PC suddenly shut off and will not power back on, ouch

I was browsing late last night when my PC suddenly clicked off but the power LED stayed lit. I had to hold the power button for a few seconds to get the LED to shut off. After a little while I went to power back up and . . . silence. The power LED turns and stays on and the LED from the sound card very briefly turns on, and there is a soft click from the PSU along with maybe a millisecond whisper of a fan trying to start up, but essentially silence, nada, nothing. Oof.

Pretty much has to be the PSU, right? It’s about 6 years old and I admit I can’t recall the last time I dusted out the case, so I imagine that protective layer of dust finally suffocated the poor thing. I did try another known good outlet but no joy. Sigh.

I will dust it out but it still didn’t power on after sitting for hours overnight, so I am resigned to the walk of shame to pick up a new PSU. Any other thoughts?

PSU is certainly the first thing I would check. Well, maybe 2nd thing, after making sure the power cables are all tightly seated.

Yeah, I’d check the power sockets and cables first, then the PSU. The first PC I ever built didn’t power up. I just got an LED light and… nothing. I was about to start dismantling and reassembling it when I decided to just check the socket it was plugged into and… voila, there was power. It was a dicky socket. It’s a very quick and easy thing to strike off your list anyway.

Most likely, but not necessarily. I’ve seen (ages ago, admittedly) a bad HDD triggering whatever electrical protections there were to prevent further damage. Which is a good thing, even if annoying.

Good advice above; it’s either a bad PSU (most likely) or something else is triggering the protection circuitry (HDD, motherboard or CPU).

Add me to the list of people who had issues with bad power strips and sockets in the past. I thought it was an underpowered PSU that would have trouble under certain conditions, but when I took it to Microcenter they had no issues, so I replaced my power strip with a new UPS and that solved my problem.

Only one SATA SSD inside and a creaky old 660 GTX Ti. CPU is an i5-4690K on a Gigabyte Z97X board.

If it’s the mobo or something else that will suck, as I was not planning on building a new rig until maybe the early spring when the current Ryzen/RTX shortages have fully resolved and perhaps even after the next Intel drop. Plus, I don’t have much free time to build or game now anyway with a 2.5 week-old newborn demanding service on a regular basis. :p

I tried it directly into the wall outlet and nope. The UPS is fairly new also, CyberPower 1000VA unit.

Isn’t it nice that you can still post and look for help on your phone? Back in the old days when our PCs went down, we were suddenly cutoff from the world at large too until it was fixed.

Wait most people don’t have multiple PC’s of various functionality in their house dating as far back as 1999? :D

I know, right?
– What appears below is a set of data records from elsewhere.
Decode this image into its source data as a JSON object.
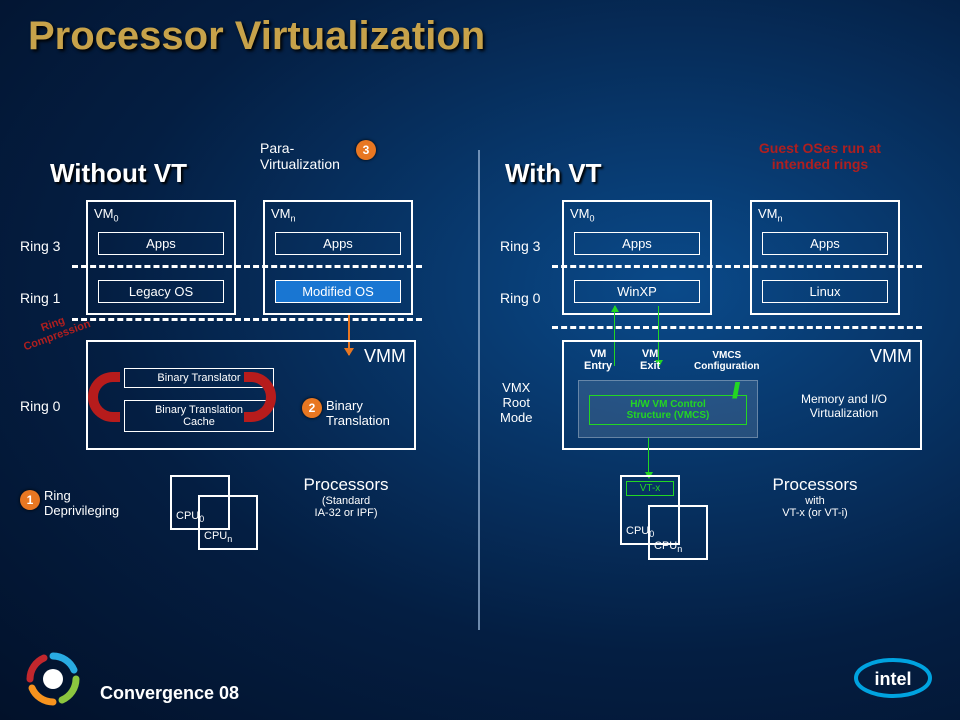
{
  "title": "Processor Virtualization",
  "left": {
    "heading": "Without VT",
    "para_label": "Para-\nVirtualization",
    "ring3": "Ring 3",
    "ring1": "Ring 1",
    "ring0": "Ring 0",
    "ring_compression": "Ring\nCompression",
    "vm0": "VM",
    "vm0_sub": "0",
    "vmn": "VM",
    "vmn_sub": "n",
    "apps": "Apps",
    "legacy_os": "Legacy OS",
    "modified_os": "Modified OS",
    "vmm": "VMM",
    "bt": "Binary Translator",
    "btc": "Binary Translation\nCache",
    "bt_label": "Binary\nTranslation",
    "ring_depriv": "Ring\nDeprivileging",
    "cpu0": "CPU",
    "cpu0_sub": "0",
    "cpun": "CPU",
    "cpun_sub": "n",
    "proc": "Processors",
    "proc_sub": "(Standard\nIA-32 or IPF)",
    "n1": "1",
    "n2": "2",
    "n3": "3"
  },
  "right": {
    "heading": "With VT",
    "note": "Guest OSes run at\nintended rings",
    "ring3": "Ring 3",
    "ring0": "Ring 0",
    "vmx": "VMX\nRoot\nMode",
    "vm0": "VM",
    "vm0_sub": "0",
    "vmn": "VM",
    "vmn_sub": "n",
    "apps": "Apps",
    "winxp": "WinXP",
    "linux": "Linux",
    "vmm": "VMM",
    "vm_entry": "VM\nEntry",
    "vm_exit": "VM\nExit",
    "vmcs_cfg": "VMCS\nConfiguration",
    "vmcs": "H/W VM Control\nStructure (VMCS)",
    "memio": "Memory and I/O\nVirtualization",
    "vtx": "VT-x",
    "cpu0": "CPU",
    "cpu0_sub": "0",
    "cpun": "CPU",
    "cpun_sub": "n",
    "proc": "Processors",
    "proc_sub": "with\nVT-x (or VT-i)"
  },
  "footer": "Convergence 08",
  "intel": "intel"
}
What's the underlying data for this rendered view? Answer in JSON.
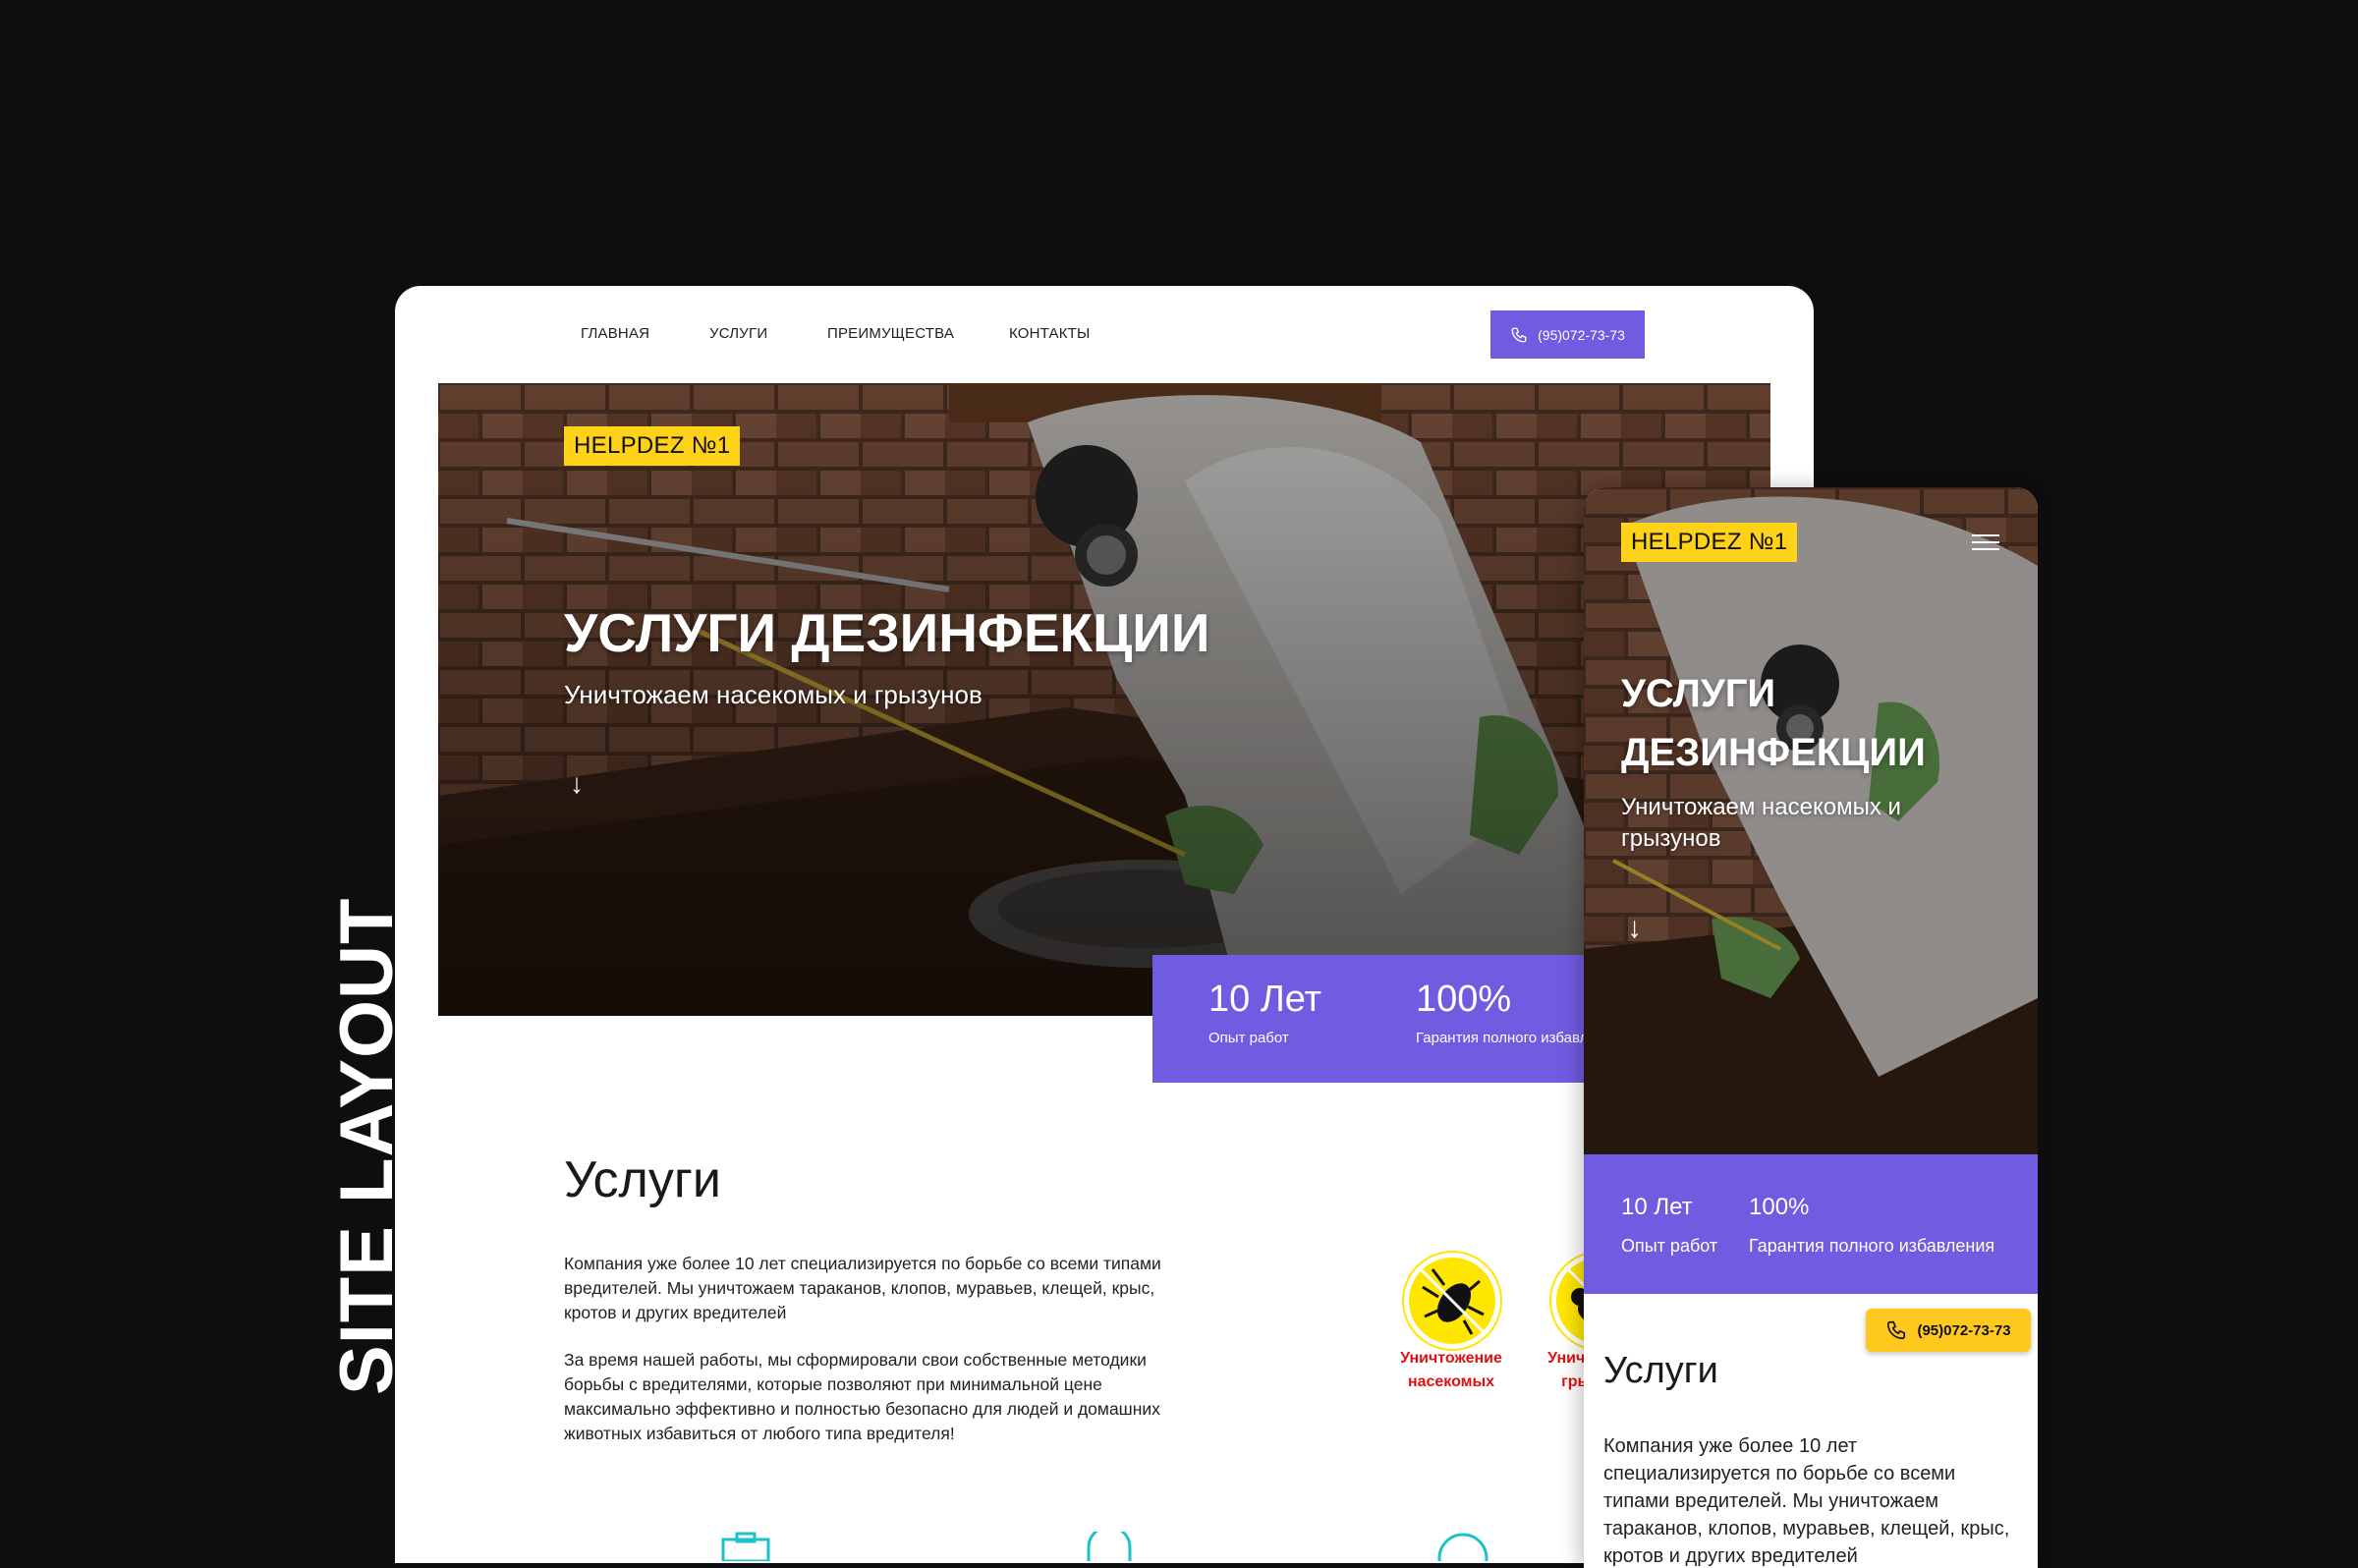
{
  "side_label": "SITE LAYOUT",
  "desktop": {
    "nav": {
      "items": [
        {
          "label": "ГЛАВНАЯ"
        },
        {
          "label": "УСЛУГИ"
        },
        {
          "label": "ПРЕИМУЩЕСТВА"
        },
        {
          "label": "КОНТАКТЫ"
        }
      ],
      "phone": "(95)072-73-73"
    },
    "hero": {
      "badge": "HELPDEZ №1",
      "title": "УСЛУГИ ДЕЗИНФЕКЦИИ",
      "subtitle": "Уничтожаем насекомых и грызунов",
      "arrow": "↓"
    },
    "stats": [
      {
        "value": "10 Лет",
        "label": "Опыт работ"
      },
      {
        "value": "100%",
        "label": "Гарантия полного избавления"
      }
    ],
    "services": {
      "title": "Услуги",
      "paragraph1": "Компания уже более 10 лет специализируется по борьбе со всеми типами вредителей. Мы уничтожаем тараканов, клопов, муравьев, клещей, крыс, кротов и других вредителей",
      "paragraph2": "За время нашей работы, мы сформировали свои собственные методики борьбы с вредителями, которые позволяют при минимальной цене максимально эффективно и полностью безопасно для людей и домашних животных избавиться от любого типа вредителя!",
      "cards": [
        {
          "label_line1": "Уничтожение",
          "label_line2": "насекомых",
          "icon": "bug-icon"
        },
        {
          "label_line1": "Уничтожение",
          "label_line2": "грызунов",
          "icon": "rodent-icon"
        }
      ]
    }
  },
  "mobile": {
    "badge": "HELPDEZ №1",
    "title_line1": "УСЛУГИ",
    "title_line2": "ДЕЗИНФЕКЦИИ",
    "subtitle_line1": "Уничтожаем насекомых и",
    "subtitle_line2": "грызунов",
    "arrow": "↓",
    "stats": [
      {
        "value": "10 Лет",
        "label": "Опыт работ"
      },
      {
        "value": "100%",
        "label": "Гарантия полного избавления"
      }
    ],
    "phone": "(95)072-73-73",
    "services_title": "Услуги",
    "paragraph_lines": [
      "Компания уже более 10 лет",
      "специализируется по борьбе со всеми",
      "типами вредителей. Мы уничтожаем",
      "тараканов, клопов, муравьев, клещей, крыс,",
      "кротов и других вредителей"
    ]
  },
  "colors": {
    "accent_purple": "#6f5ce0",
    "badge_yellow": "#ffd21a",
    "label_red": "#e01010",
    "background": "#0e0e10"
  }
}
I wrote the original post on my phone but now I’m on my iPad Pro. I also have my work laptop that I can use for light personal browsing if needed.

I recently built a new PC and had a similar experience turning it on: brief power light, fan noise, then nothing. I had a spare PSU and that wasn’t the problem. After a bunch of troubleshooting trying various spare parts, it turned out my brand new GPU was part of a bad batch. I was able to get return shipping and a full refund with no problems. So it’s possible it’s not the PSU.

I had an issue a few years ago with my PC sometimes making it through POST and into Windows, but more often powering off before that.

Of all things, it turned out to be an electrical short in the wiring in the power/reset/LEDs circuitry in the front of the case itself.

Hmm, I wouldn’t be too surprised if it’s the GPU, but wouldn’t the CPU and case fans still spin up and I just would never get a video signal?

Not if some circuit fused creating a short circuit, due to heat or minor impurity in production. When you look at everything that happens inside a computer, it’s amazing we manage to make failure very rare, but with so many minuscule parts used in a variety of environments, there’s no way to guarantee nothing ever fails. Certainly not at consumer prices, and assuming enough care to do a good job.

Yes, it should still spin up sans video card working barring a short.

I mean you could certainly pull the video card and see if fans spin, etc., to troubleshoot.

My money’s on PSU, but there are certainly other possibilities. My second guess would be the mobo, sadly. I just played that game, myself.

Do motherboards still have a little coin battery somewhere on them? If so maybe that needs to be replaced?

Those were (at least mostly) for maintaining the CMOS clock. I can’t say I’ve noticed one in years.

They were also completely unimportant for the operation of the PC. Or at least, I’ve never seen a battery failure cause issues. I suppose nearly anything is theoretically possible.